- Film poster
- Directed by: David Bairstow; Gudrun Parker; Roger Blais;
- Written by: Leslie McFarlane
- Produced by: Tom Daly; Don Mulholland (exec.);
- Starring: The Princess Elizabeth; Philip, Duke of Edinburgh;
- Narrated by: Elwood Glover
- Cinematography: Osmond Borradaile; Grant McLean;
- Edited by: Ronald Dick; Victor Jobin; Betty Brunke;
- Music by: Louis Applebaum
- Production company: National Film Board of Canada
- Release date: 21 December 1951 (Ottawa);
- Running time: 54 mins.
- Country: Canada
- Language: English

= Royal Journey =

Royal Journey is a 1951 National Film Board of Canada documentary chronicling a five-week Royal visit by The Princess Elizabeth (later Queen Elizabeth II) and her husband, The Duke of Edinburgh, to Canada and the United States in the fall of 1951.

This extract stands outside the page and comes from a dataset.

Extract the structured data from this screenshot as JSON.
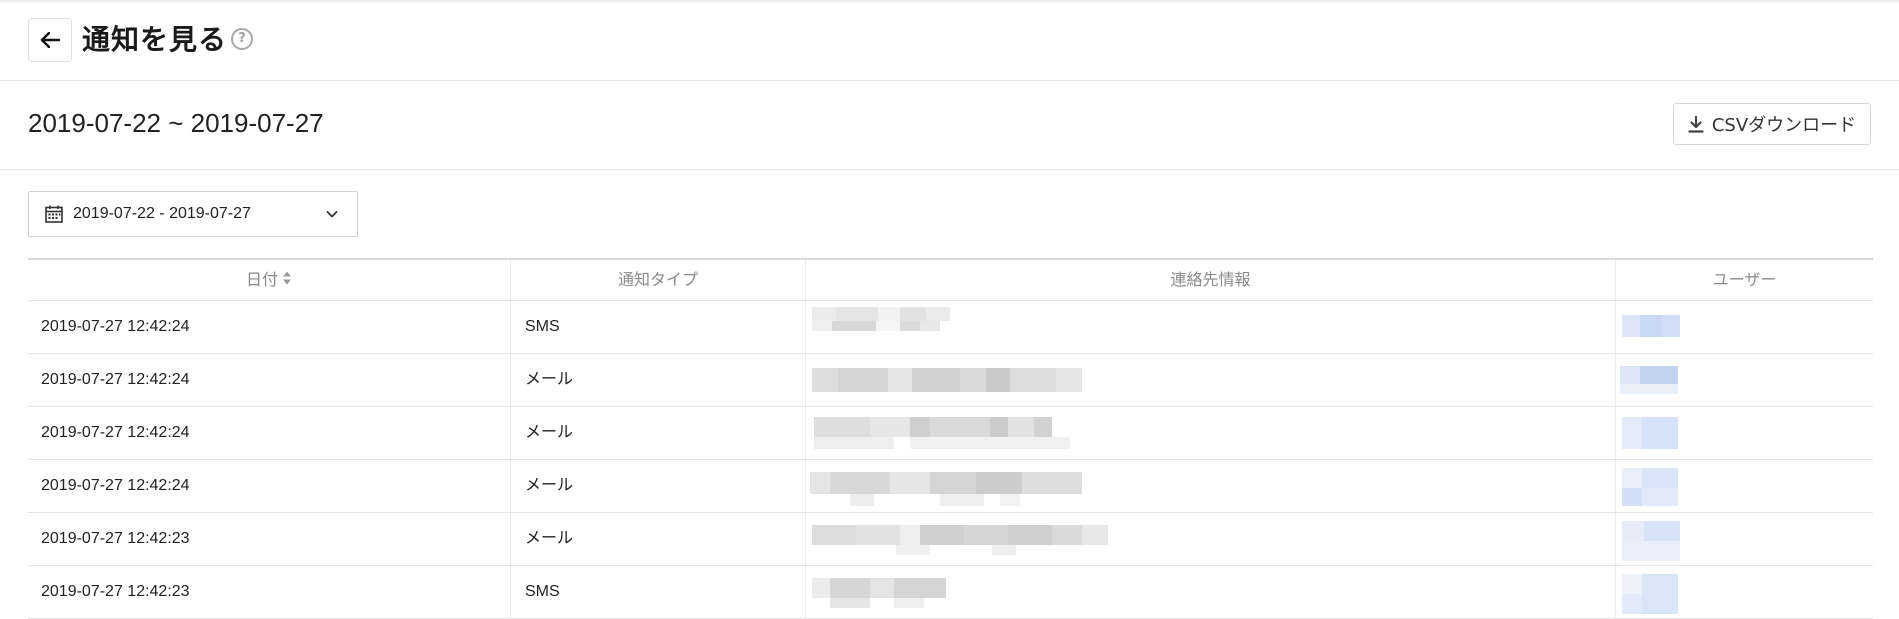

Directed by David Bairstow, Gudrun Parker and Roger Blais and produced by Tom Daly, it won the 1953 BAFTA Award for Best Documentary, and the Best Feature-Length Documentary award at the 1952 Canadian Film Awards. It is also notable for being the first commercial feature film in Eastmancolor.

Royal Journey features sequences from Quebec City, the National War Memorial in Ottawa, RCAF Station Trenton and a performance of the Royal Winnipeg Ballet, as well as sequences in Toronto, Regina, Saskatchewan, Calgary, and Edmonton.

The film also shows the couple crossing the Rocky Mountains by rail and making stops in several towns. In Vancouver, they board then attend native dances in Victoria's Thunderbird Park. The action then briefly shifts to the U.S., where they are welcomed by President Harry S. Truman. The remainder of the journey includes visits to Montreal, the University of New Brunswick in Fredericton, Halifax, Charlottetown, a steel mill in Sydney and, finally. Portugal Cove, Newfoundland.

In 1953, the NFB released Highlights from Royal Journey, a 22-minute reel of highlights from the film.